Saturday, October 05, 2002
Baseball is in the air,
Baseball is in the air, bringing the conjoined promises of injury and liability. A few years ago i went to an A’s game and sat about 10 rows in, just past third base. Foul balls were blowing past us with unsettling regularity. Three times the balls sliced the air at the level of my delicate nose, smashed under the seats behind us and caromed like a rabid mole for several moments. The two gradeschool girls sitting behind us would scream each time this would happen, jumping up on their seats and clutching their ankles and knees and each other. When the ball stopped they’d reach down and pick it up with dainty unblistered fingers, somewhat fearfully, as if afraid it would start moving of its own accord. They picked up three regulation balls that way. I had tried to grab one of those balls, a line drive foul off Ricky Henderson. I had no glove, but felt manly and strong as a consequence of my exposure to professional athletics and fermented refreshments. The ball was flying straight and true and i put up my left hand to grab it. I watched my fingers snap back as the ball smote them, uinimpeded by my efforts to catch it or even slow it down. My fingers just got pushd back perpendicular to the back of my hand, and then they snapped forward again, battered but incredulous. It didn’t start to sting for about an inning, and didn’t stop for about a week. Those damn girls took that one home too.

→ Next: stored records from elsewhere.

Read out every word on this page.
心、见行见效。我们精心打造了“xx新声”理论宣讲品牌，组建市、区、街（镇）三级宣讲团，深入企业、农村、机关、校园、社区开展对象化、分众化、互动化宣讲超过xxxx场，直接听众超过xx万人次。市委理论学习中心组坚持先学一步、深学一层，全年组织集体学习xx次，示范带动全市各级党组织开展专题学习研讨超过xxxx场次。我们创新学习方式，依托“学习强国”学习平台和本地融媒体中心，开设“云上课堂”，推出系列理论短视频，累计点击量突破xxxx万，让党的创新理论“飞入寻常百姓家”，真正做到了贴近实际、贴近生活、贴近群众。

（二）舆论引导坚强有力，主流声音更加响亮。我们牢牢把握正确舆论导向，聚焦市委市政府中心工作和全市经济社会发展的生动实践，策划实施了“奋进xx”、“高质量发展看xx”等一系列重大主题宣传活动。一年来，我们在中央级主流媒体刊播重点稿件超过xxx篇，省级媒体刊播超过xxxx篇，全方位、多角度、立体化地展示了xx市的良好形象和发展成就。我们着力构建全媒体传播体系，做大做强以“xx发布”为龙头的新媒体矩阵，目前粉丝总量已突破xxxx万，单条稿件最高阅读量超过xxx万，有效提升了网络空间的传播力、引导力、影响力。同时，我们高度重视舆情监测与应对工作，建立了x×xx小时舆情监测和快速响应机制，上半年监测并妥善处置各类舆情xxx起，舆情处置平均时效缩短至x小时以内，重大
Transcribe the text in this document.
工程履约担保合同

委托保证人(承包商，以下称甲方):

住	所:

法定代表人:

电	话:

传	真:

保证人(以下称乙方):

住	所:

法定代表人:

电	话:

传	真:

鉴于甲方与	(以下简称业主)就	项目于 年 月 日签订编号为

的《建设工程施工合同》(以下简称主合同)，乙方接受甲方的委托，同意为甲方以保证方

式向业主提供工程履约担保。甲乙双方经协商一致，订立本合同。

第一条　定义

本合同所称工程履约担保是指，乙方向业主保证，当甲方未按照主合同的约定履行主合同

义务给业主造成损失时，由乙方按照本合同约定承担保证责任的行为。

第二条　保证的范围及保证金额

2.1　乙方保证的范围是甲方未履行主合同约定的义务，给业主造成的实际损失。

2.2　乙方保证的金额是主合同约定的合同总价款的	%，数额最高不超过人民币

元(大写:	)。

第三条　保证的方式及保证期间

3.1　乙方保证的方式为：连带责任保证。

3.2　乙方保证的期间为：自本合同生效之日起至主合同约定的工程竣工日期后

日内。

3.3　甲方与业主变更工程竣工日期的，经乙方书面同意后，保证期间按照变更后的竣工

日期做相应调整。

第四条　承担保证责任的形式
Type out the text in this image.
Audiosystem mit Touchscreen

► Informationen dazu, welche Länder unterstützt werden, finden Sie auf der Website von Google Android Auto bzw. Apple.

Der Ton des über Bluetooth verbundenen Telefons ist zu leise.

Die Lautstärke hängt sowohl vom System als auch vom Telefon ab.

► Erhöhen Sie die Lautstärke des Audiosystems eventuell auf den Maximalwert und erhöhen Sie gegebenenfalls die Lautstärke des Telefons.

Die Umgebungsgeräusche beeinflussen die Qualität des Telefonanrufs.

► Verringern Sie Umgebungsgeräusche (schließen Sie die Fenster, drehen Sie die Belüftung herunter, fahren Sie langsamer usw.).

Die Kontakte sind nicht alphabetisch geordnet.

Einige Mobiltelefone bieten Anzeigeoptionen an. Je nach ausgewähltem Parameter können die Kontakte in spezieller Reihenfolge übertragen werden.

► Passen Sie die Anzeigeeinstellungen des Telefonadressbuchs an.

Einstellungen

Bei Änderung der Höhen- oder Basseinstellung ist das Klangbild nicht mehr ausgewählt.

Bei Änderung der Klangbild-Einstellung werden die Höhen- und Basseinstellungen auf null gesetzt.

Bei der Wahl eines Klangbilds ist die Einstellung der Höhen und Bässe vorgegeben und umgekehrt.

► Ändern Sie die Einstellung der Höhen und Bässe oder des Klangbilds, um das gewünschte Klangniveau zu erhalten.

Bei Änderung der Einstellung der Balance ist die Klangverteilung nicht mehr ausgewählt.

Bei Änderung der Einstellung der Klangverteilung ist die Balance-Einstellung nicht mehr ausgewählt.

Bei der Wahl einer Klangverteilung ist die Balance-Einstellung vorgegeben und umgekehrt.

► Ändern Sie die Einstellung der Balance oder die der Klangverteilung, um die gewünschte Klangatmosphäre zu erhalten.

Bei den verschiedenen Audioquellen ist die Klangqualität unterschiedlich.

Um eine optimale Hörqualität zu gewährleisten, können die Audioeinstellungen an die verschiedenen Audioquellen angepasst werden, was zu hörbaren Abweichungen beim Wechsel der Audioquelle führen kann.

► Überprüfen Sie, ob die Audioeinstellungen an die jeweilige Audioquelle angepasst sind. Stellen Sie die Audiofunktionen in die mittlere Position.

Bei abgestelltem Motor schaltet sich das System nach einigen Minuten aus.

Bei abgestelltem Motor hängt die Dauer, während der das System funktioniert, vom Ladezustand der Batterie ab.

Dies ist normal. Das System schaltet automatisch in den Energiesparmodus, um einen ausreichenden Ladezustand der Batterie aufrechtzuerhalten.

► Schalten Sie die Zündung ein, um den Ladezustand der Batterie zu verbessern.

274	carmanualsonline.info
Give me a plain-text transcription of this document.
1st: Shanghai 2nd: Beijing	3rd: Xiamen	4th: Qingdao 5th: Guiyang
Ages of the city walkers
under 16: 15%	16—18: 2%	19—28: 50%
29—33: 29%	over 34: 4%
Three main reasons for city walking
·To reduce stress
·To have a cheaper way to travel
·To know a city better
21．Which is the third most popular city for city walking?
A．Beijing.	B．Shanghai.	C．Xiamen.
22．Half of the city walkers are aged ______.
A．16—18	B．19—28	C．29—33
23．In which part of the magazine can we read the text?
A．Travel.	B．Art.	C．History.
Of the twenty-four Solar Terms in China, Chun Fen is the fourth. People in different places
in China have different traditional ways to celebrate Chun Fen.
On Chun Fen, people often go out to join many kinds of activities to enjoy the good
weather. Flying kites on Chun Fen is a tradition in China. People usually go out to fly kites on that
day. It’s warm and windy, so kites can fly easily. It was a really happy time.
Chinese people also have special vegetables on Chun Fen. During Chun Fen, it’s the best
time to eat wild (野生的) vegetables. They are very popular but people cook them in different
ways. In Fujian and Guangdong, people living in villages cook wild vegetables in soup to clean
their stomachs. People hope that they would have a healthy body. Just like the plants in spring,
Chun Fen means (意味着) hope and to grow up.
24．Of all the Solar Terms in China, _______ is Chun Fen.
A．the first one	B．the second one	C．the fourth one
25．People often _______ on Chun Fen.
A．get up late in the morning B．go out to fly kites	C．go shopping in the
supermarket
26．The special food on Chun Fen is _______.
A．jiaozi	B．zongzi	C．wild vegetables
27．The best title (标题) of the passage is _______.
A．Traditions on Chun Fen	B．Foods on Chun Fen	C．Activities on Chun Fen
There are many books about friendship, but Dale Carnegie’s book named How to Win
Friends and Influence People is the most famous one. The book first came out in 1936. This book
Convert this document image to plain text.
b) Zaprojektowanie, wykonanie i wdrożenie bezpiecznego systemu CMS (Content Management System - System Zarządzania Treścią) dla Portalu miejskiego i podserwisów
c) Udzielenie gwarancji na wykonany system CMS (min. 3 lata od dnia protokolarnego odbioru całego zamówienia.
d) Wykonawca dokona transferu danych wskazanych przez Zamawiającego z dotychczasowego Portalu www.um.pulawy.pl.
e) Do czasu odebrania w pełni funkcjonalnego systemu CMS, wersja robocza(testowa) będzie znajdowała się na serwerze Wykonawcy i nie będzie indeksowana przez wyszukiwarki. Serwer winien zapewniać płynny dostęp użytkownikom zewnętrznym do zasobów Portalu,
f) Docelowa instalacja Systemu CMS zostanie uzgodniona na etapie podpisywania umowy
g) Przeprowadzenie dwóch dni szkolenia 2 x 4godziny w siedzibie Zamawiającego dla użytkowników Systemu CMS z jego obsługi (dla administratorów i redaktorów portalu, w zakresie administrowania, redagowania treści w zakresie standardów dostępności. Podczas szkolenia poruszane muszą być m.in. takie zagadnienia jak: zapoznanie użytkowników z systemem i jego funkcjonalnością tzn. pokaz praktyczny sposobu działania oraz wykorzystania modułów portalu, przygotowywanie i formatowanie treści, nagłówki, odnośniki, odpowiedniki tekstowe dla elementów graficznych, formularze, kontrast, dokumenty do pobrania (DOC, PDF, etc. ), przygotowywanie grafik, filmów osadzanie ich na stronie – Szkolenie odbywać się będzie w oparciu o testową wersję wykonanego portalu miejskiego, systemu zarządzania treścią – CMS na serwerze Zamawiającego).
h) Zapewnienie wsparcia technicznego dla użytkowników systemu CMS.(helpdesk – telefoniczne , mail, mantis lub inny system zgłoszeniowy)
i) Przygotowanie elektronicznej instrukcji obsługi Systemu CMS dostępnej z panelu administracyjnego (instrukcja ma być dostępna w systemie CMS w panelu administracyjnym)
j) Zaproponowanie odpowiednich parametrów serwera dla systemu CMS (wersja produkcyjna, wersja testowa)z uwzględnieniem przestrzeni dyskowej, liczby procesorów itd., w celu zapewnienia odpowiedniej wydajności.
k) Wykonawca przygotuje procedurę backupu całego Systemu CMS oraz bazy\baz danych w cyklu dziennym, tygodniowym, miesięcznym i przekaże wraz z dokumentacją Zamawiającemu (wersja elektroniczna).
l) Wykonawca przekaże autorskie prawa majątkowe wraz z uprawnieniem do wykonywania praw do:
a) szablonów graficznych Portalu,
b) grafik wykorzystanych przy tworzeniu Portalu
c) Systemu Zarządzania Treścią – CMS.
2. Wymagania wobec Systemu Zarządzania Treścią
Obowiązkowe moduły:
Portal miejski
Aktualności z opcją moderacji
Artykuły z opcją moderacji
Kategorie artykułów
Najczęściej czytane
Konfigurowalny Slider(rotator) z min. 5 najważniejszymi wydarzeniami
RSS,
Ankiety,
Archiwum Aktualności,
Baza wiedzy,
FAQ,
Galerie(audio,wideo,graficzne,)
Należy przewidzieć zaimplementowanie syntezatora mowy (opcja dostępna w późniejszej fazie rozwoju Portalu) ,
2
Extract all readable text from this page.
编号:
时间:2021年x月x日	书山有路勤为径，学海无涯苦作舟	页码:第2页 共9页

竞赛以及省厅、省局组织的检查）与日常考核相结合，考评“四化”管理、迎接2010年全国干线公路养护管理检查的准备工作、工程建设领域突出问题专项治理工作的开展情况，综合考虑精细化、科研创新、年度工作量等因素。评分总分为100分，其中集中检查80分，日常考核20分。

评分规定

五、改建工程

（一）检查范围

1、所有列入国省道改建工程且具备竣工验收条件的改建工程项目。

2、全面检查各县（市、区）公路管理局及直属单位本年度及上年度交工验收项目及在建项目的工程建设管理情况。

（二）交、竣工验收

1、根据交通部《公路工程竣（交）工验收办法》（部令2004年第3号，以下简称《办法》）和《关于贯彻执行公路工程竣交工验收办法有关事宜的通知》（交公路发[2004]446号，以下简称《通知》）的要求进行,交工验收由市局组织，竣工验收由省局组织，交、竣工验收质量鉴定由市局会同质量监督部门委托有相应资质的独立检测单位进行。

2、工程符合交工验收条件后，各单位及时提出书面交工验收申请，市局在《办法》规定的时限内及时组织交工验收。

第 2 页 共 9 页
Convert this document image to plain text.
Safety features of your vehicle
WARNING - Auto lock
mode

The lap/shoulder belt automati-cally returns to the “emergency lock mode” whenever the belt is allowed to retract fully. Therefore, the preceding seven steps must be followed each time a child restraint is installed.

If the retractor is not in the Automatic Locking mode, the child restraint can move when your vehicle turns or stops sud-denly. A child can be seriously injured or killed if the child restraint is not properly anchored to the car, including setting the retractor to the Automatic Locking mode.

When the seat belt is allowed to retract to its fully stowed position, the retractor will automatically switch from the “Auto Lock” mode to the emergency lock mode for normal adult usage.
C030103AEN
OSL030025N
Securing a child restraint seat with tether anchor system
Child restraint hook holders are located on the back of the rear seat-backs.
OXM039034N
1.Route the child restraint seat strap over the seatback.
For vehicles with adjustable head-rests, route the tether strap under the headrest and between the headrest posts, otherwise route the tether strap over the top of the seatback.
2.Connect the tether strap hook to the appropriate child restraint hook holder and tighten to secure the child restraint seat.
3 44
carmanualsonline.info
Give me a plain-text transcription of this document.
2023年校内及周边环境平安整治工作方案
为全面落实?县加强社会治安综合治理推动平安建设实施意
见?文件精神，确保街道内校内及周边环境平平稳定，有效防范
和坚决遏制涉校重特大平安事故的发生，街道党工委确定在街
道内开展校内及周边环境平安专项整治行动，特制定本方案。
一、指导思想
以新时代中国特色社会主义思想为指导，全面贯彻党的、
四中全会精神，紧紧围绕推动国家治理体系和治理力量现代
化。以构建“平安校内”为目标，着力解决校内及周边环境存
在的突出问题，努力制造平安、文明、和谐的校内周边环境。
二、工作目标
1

Ballparks often play ‘charge’ on the organ to get the crowd worked up. Even when the game is exciting, there’s usually not a lot going on. Brief periods of frantic activity are interspersed among much longer periods of quiescence. So they play ‘charge’ and the whole crowd, in theory, wakes up and remembers that they’re at a very exciting and important sporting event and they order their team to charge, bellowing it, screaming it, usually thrice, a big noise - and I just realized that it makes no sense at all, no one is charging at anything, everybody is hollering and the players are still just standing there, waiting for play to resume, neither charging nor being charged… why are we telling them to do something they patently won’t ever be doing? “Charge” is not working for me; it’s time to retire it. Ideas for replacements?